Thousands of people have streamed back to the historic southern city of Thatta where new levees hastily built from clay and stone held back flood waters that have inundated much of Pakistan.

But thousands who fled the waters that inundated neighbouring towns complained about the shortage of food and water as they camped in a vast Muslim graveyard on a hill near Thatta city.

Hordes of people ran after vehicles distributing food and water near the graveyard, a chaotic effort that left many flood survivors - especially the old and infirm - with nothing. Some drank rainwater pooled on the ground.

"I cannot run after food and survive the maddening rush at this age of mine," said 75-year-old Nasima Mai, who fled with her extended family, mostly women and children.

"They throw food from the truck like animals are given food," she said.

Authorities said they were trying to provide food and shelter to the hundreds of thousands of people camped out on the hill in Makli. But as in other areas of the country, the scale of the disaster has overwhelmed both local capacity and the international partners trying to help.

"We are trying to set up a tent city in different parts of Makli so that the distribution (of aid) could be organised," said Hadi Baksh, a disaster management official in southern Sindh province.

The floods started about a month ago in the North West after extremely heavy monsoon rains and have slowly surged south along the Indus River, devastating towns and farmland. More than 1,600 people have died and 17 million are affected by the floods.
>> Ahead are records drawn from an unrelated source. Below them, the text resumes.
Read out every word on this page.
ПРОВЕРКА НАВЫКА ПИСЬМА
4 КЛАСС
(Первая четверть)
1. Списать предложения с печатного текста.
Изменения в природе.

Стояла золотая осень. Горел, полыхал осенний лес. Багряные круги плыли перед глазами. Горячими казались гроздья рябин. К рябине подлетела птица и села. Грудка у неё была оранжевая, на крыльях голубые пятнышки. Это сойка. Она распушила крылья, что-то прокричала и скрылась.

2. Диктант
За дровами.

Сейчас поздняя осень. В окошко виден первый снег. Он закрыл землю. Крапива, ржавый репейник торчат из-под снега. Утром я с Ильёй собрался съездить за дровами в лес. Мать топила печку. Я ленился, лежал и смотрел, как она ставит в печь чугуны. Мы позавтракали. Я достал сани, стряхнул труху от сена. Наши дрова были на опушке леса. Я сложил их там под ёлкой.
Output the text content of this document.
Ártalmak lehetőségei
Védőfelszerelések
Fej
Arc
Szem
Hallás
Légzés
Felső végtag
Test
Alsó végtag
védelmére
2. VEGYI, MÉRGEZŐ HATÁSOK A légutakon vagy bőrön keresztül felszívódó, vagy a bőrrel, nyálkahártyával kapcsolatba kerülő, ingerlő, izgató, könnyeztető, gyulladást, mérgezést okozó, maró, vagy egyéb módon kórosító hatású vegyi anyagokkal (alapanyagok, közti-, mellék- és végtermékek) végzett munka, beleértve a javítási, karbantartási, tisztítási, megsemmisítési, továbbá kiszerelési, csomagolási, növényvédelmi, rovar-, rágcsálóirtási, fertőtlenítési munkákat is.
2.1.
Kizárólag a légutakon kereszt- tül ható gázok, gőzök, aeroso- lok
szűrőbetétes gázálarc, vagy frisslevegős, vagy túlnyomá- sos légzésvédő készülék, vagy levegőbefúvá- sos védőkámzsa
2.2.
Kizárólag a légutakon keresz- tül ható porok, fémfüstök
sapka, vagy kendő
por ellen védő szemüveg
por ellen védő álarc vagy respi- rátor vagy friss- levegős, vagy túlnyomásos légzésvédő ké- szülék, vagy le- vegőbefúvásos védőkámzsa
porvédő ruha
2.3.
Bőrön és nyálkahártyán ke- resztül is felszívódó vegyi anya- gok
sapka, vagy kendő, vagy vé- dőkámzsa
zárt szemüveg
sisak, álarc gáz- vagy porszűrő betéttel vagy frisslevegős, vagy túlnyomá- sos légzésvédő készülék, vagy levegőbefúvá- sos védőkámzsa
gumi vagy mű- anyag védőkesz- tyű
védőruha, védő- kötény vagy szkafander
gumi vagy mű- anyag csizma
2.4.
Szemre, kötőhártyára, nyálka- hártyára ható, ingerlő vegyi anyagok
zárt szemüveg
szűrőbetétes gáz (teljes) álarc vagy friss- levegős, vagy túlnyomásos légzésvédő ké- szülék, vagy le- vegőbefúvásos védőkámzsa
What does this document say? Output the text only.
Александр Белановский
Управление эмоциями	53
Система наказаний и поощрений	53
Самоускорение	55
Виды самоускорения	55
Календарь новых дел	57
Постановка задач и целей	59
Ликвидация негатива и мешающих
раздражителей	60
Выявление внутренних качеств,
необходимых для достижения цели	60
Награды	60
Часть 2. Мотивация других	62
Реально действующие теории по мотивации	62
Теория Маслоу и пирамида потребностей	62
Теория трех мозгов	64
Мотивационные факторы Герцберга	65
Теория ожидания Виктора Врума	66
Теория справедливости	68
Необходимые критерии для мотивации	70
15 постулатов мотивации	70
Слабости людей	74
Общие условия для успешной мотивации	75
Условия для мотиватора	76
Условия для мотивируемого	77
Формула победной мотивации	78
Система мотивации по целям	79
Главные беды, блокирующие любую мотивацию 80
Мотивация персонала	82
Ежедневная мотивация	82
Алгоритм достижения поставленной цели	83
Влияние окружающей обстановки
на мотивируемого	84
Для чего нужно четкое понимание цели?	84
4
Authorities struggled to save Thatta on Sunday, building new levees with clay and stone across a major road to hold back floodwaters that inundated the nearby town of Sujawal. Many of Sujawal's 250,000 residents had already fled, but the water damaged houses, schools and other buildings.

Most of Thatta's 350,000 residents had also fled in recent days but began to return to the city as the danger passed, said Mr Baksh.